Mental health problems at University is a widely-discussed topic in the media at the moment. Whilst people are focused on why so many students are being diagnosed with mental illness, perhaps more worrying is the fact that, according to a recent NUS survey, many students aren’t even reporting their mental health issues.
Coming to University can bring out problems that weren’t as apparent at home. The combination of drinking culture and many late nights certainly does not help if you are suffering with mental health issues. Coming to a flat full of new peers on whom you want to make a good impression whilst struggling with mental problems of your own can be very daunting, and problems which stay hidden often rear their ugly head twice as high later on.

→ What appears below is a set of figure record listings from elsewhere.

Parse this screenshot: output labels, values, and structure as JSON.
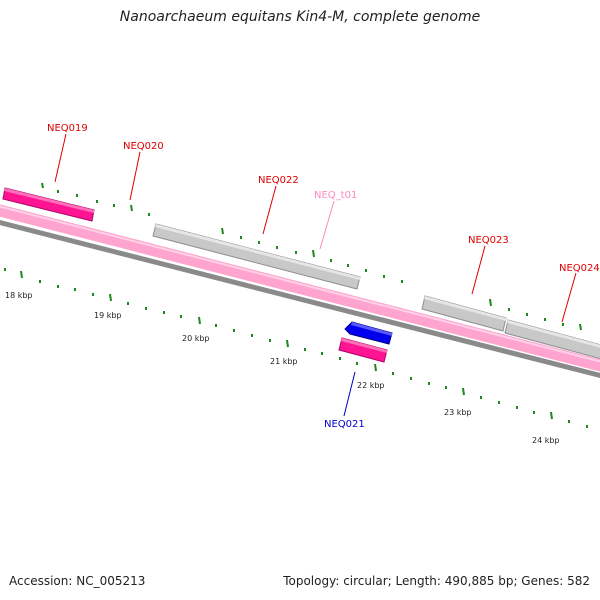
{
  "title": "Nanoarchaeum equitans Kin4-M, complete genome",
  "footer": {
    "accession_label": "Accession:",
    "accession": "NC_005213",
    "topology_label": "Topology:",
    "topology": "circular",
    "length_label": "Length:",
    "length": "490,885 bp",
    "genes_label": "Genes:",
    "genes": "582"
  },
  "colors": {
    "backbone_pink": "#ff99c8",
    "backbone_gray": "#8a8a8a",
    "gene_magenta": "#ff1493",
    "gene_gray": "#c8c8c8",
    "gene_blue": "#0000ee",
    "label_red": "#dd0000",
    "label_pink": "#ff88c0",
    "label_blue": "#0000cc",
    "tick_green": "#1a8a1a"
  },
  "scale": {
    "labels": [
      "18 kbp",
      "19 kbp",
      "20 kbp",
      "21 kbp",
      "22 kbp",
      "23 kbp",
      "24 kbp"
    ]
  },
  "genes": [
    {
      "name": "NEQ019",
      "strand": "forward",
      "type": "protein-coding",
      "color": "magenta"
    },
    {
      "name": "NEQ020",
      "strand": "forward",
      "type": "protein-coding",
      "color": "gray"
    },
    {
      "name": "NEQ022",
      "strand": "forward",
      "type": "protein-coding",
      "color": "gray"
    },
    {
      "name": "NEQ_t01",
      "strand": "forward",
      "type": "tRNA",
      "color": "pink"
    },
    {
      "name": "NEQ023",
      "strand": "forward",
      "type": "protein-coding",
      "color": "gray"
    },
    {
      "name": "NEQ024",
      "strand": "forward",
      "type": "protein-coding",
      "color": "gray"
    },
    {
      "name": "NEQ021",
      "strand": "reverse",
      "type": "protein-coding",
      "color": "blue"
    }
  ]
}
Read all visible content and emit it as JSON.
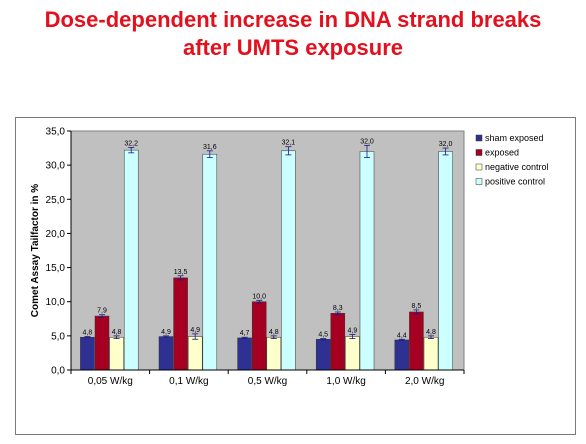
{
  "slide": {
    "title_line1": "Dose-dependent increase in DNA strand breaks",
    "title_line2": "after UMTS exposure"
  },
  "colors": {
    "title": "#e3101e",
    "plot_background": "#c0c0c0",
    "sham": "#2e3192",
    "exposed": "#a50021",
    "negative": "#ffffcc",
    "positive": "#ccffff"
  },
  "chart_data": {
    "type": "bar",
    "title": "",
    "xlabel": "",
    "ylabel": "Comet Assay Tailfactor in %",
    "ylim": [
      0,
      35
    ],
    "yticks": [
      "0,0",
      "5,0",
      "10,0",
      "15,0",
      "20,0",
      "25,0",
      "30,0",
      "35,0"
    ],
    "grid": false,
    "legend_position": "right",
    "categories": [
      "0,05 W/kg",
      "0,1 W/kg",
      "0,5 W/kg",
      "1,0 W/kg",
      "2,0 W/kg"
    ],
    "series": [
      {
        "name": "sham exposed",
        "values": [
          4.8,
          4.9,
          4.7,
          4.5,
          4.4
        ],
        "labels": [
          "4,8",
          "4,9",
          "4,7",
          "4,5",
          "4,4"
        ],
        "errors": [
          0.1,
          0.1,
          0.1,
          0.1,
          0.1
        ]
      },
      {
        "name": "exposed",
        "values": [
          7.9,
          13.5,
          10.0,
          8.3,
          8.5
        ],
        "labels": [
          "7,9",
          "13,5",
          "10,0",
          "8,3",
          "8,5"
        ],
        "errors": [
          0.2,
          0.3,
          0.2,
          0.2,
          0.3
        ]
      },
      {
        "name": "negative control",
        "values": [
          4.8,
          4.9,
          4.8,
          4.9,
          4.8
        ],
        "labels": [
          "4,8",
          "4,9",
          "4,8",
          "4,9",
          "4,8"
        ],
        "errors": [
          0.2,
          0.4,
          0.2,
          0.3,
          0.2
        ]
      },
      {
        "name": "positive control",
        "values": [
          32.2,
          31.6,
          32.1,
          32.0,
          32.0
        ],
        "labels": [
          "32,2",
          "31,6",
          "32,1",
          "32,0",
          "32,0"
        ],
        "errors": [
          0.4,
          0.5,
          0.6,
          0.9,
          0.5
        ]
      }
    ]
  }
}
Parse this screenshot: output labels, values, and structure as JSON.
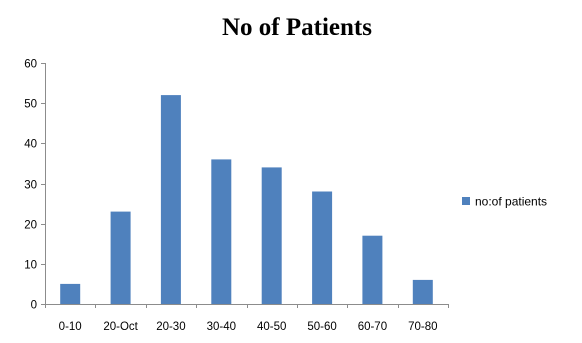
{
  "chart_data": {
    "type": "bar",
    "title": "No of Patients",
    "xlabel": "",
    "ylabel": "",
    "categories": [
      "0-10",
      "20-Oct",
      "20-30",
      "30-40",
      "40-50",
      "50-60",
      "60-70",
      "70-80"
    ],
    "series": [
      {
        "name": "no:of patients",
        "values": [
          5,
          23,
          52,
          36,
          34,
          28,
          17,
          6
        ],
        "color": "#4f81bd"
      }
    ],
    "ylim": [
      0,
      60
    ],
    "yticks": [
      0,
      10,
      20,
      30,
      40,
      50,
      60
    ],
    "grid": false,
    "legend_position": "right"
  }
}
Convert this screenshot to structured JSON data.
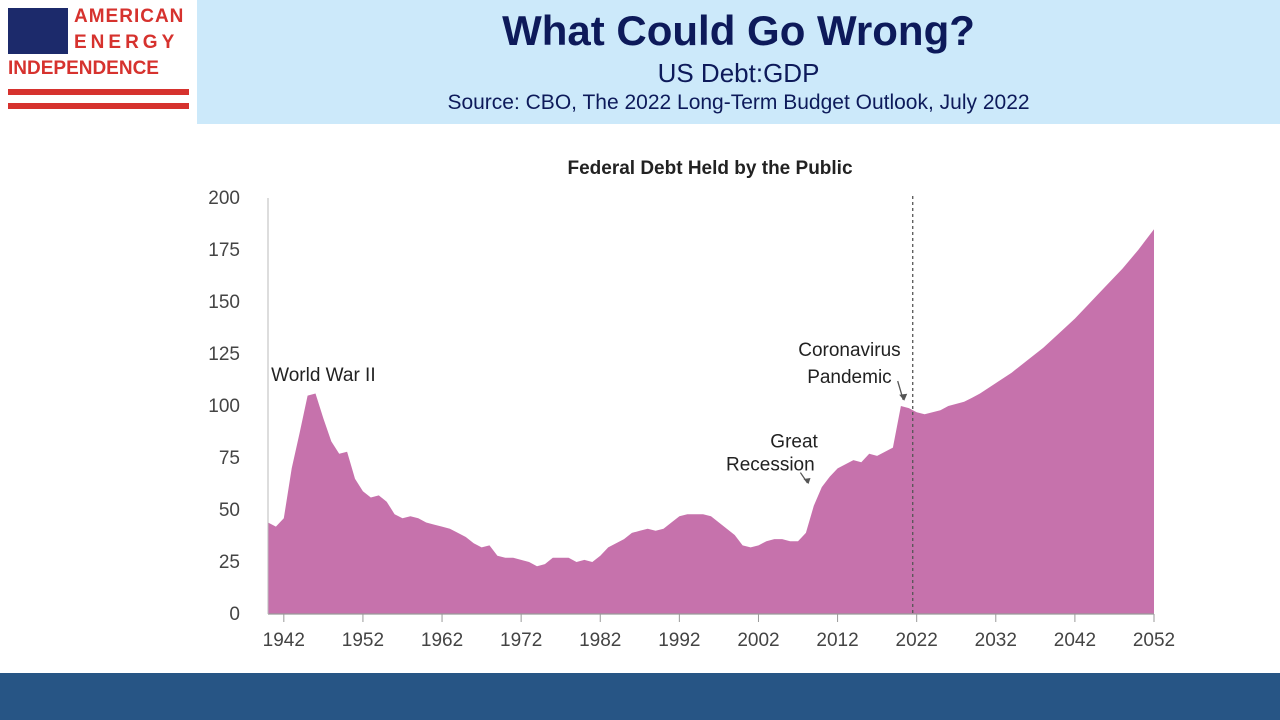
{
  "header": {
    "logo_line1": "AMERICAN",
    "logo_line2": "ENERGY",
    "logo_line3": "INDEPENDENCE",
    "title": "What Could Go Wrong?",
    "subtitle": "US Debt:GDP",
    "source": "Source: CBO, The 2022 Long-Term Budget Outlook, July 2022"
  },
  "colors": {
    "header_band": "#cce9fa",
    "title_text": "#0d1a5a",
    "footer_band": "#275585",
    "area_fill": "#c672ac",
    "logo_red": "#d6322e",
    "logo_blue": "#1c2a6b"
  },
  "chart_data": {
    "type": "area",
    "title": "Federal Debt Held by the Public",
    "xlabel": "",
    "ylabel": "",
    "xlim": [
      1940,
      2052
    ],
    "ylim": [
      0,
      200
    ],
    "x_ticks": [
      "1942",
      "1952",
      "1962",
      "1972",
      "1982",
      "1992",
      "2002",
      "2012",
      "2022",
      "2032",
      "2042",
      "2052"
    ],
    "y_ticks": [
      "0",
      "25",
      "50",
      "75",
      "100",
      "125",
      "150",
      "175",
      "200"
    ],
    "grid": false,
    "projection_marker_year": 2021.5,
    "series": [
      {
        "x": [
          1940,
          1941,
          1942,
          1943,
          1944,
          1945,
          1946,
          1947,
          1948,
          1949,
          1950,
          1951,
          1952,
          1953,
          1954,
          1955,
          1956,
          1957,
          1958,
          1959,
          1960,
          1961,
          1962,
          1963,
          1964,
          1965,
          1966,
          1967,
          1968,
          1969,
          1970,
          1971,
          1972,
          1973,
          1974,
          1975,
          1976,
          1977,
          1978,
          1979,
          1980,
          1981,
          1982,
          1983,
          1984,
          1985,
          1986,
          1987,
          1988,
          1989,
          1990,
          1991,
          1992,
          1993,
          1994,
          1995,
          1996,
          1997,
          1998,
          1999,
          2000,
          2001,
          2002,
          2003,
          2004,
          2005,
          2006,
          2007,
          2008,
          2009,
          2010,
          2011,
          2012,
          2013,
          2014,
          2015,
          2016,
          2017,
          2018,
          2019,
          2020,
          2021,
          2022,
          2023,
          2024,
          2025,
          2026,
          2027,
          2028,
          2029,
          2030,
          2032,
          2034,
          2036,
          2038,
          2040,
          2042,
          2044,
          2046,
          2048,
          2050,
          2052
        ],
        "values": [
          44,
          42,
          46,
          70,
          87,
          105,
          106,
          94,
          83,
          77,
          78,
          65,
          59,
          56,
          57,
          54,
          48,
          46,
          47,
          46,
          44,
          43,
          42,
          41,
          39,
          37,
          34,
          32,
          33,
          28,
          27,
          27,
          26,
          25,
          23,
          24,
          27,
          27,
          27,
          25,
          26,
          25,
          28,
          32,
          34,
          36,
          39,
          40,
          41,
          40,
          41,
          44,
          47,
          48,
          48,
          48,
          47,
          44,
          41,
          38,
          33,
          32,
          33,
          35,
          36,
          36,
          35,
          35,
          39,
          52,
          61,
          66,
          70,
          72,
          74,
          73,
          77,
          76,
          78,
          80,
          100,
          99,
          97,
          96,
          97,
          98,
          100,
          101,
          102,
          104,
          106,
          111,
          116,
          122,
          128,
          135,
          142,
          150,
          158,
          166,
          175,
          185
        ]
      }
    ],
    "annotations": [
      {
        "text": "World War II",
        "x": 1947,
        "y": 112
      },
      {
        "text": "Coronavirus",
        "x": 2013.5,
        "y": 124
      },
      {
        "text": "Pandemic",
        "x": 2013.5,
        "y": 111
      },
      {
        "text": "Great",
        "x": 2006.5,
        "y": 80
      },
      {
        "text": "Recession",
        "x": 2003.5,
        "y": 69
      }
    ]
  }
}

Even simple things such as not having people getting you up in the morning like when you were at home can end up with you being left alone with your thoughts.
On top of this, money pressures are loaded on to students, possibly for the first time in their lives, which adds another thing to worry about. Taking responsibility for you own finances and health takes up a lot of energy and no doubt if you are suffering for an underlying mental health issue it will only help to bring it to the fore.

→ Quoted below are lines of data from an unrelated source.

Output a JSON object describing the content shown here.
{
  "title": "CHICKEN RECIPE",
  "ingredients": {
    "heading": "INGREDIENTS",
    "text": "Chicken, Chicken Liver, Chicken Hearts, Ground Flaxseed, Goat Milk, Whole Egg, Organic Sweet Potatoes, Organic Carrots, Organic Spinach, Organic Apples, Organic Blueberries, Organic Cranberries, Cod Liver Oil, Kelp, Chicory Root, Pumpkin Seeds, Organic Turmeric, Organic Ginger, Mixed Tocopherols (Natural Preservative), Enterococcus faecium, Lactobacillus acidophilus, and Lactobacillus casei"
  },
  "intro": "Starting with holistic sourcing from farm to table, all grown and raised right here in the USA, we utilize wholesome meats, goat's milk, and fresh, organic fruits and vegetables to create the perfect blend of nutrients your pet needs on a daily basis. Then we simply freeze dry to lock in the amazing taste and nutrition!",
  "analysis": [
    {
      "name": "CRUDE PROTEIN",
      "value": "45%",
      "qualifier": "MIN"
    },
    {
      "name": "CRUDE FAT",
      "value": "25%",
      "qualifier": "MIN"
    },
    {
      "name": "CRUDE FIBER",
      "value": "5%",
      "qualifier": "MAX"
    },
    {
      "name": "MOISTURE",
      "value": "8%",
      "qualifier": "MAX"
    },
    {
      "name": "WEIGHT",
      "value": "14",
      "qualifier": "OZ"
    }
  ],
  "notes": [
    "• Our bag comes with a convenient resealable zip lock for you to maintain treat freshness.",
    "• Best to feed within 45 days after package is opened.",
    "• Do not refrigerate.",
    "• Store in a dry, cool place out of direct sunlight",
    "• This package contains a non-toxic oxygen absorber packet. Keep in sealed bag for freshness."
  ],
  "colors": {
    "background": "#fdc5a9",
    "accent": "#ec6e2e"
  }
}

So, if going to University can highlight existing mental health issues, why aren’t students seeking help? One very prevalent reason is because of the stigma attached to it. Mental health is not treated like physical health, even though it is just as real. The media paints people with mental health problems as dangerous, even though they are statistically far more of a danger to themselves than they are to others and 95% of homicides are committed by someone with no diagnosed problem. There’s also stereotyping – people with diseases such as bipolar are sexualized and people with depression are seen as useless. All of this is something that you just wouldn’t get if you were bed-ridden with appendicitis instead of malfunctioning serotonin synapses in your brain.
Some people also think that mental health doesn’t need the same level of treatment, but because they are diseases like any other, they very much do! For example, someone with diabetes wouldn’t stop taking their insulin just because they felt better and people with asthma aren’t told to stop taking their inhalers and to ‘just get over it’. However, people with mental health issues are often told by their peers and the media that they don’t need treatment, that they can just ‘cheer up’ or ‘get over it’ or that ‘time is a great healer.’ Mental health needs compassion, treatment and care, just as much as physical health does.
We are lucky to be at a University with an on-campus medical centre and Open Door team, both of which are confidential. Regardless of the complaints about the under-staffing of both, they are still there to help and they are still effective. On the whole, you won’t be waiting for more than two weeks for an appointment, and they can usually speed things along if you’re desperate. Nightline is also good if you just need someone to listen. www.mind.org.uk is a really good website, full of helpful advice and information for those who suffer from mental health problems and their friends and family.
If you feel like you might be suffering from a mental health problem, or are having suicidal thoughts, I implore you to seek help. It is completely confidential. I know the hardest bit is going, and admitting to yourself that you might have a problem, but it is so worth it.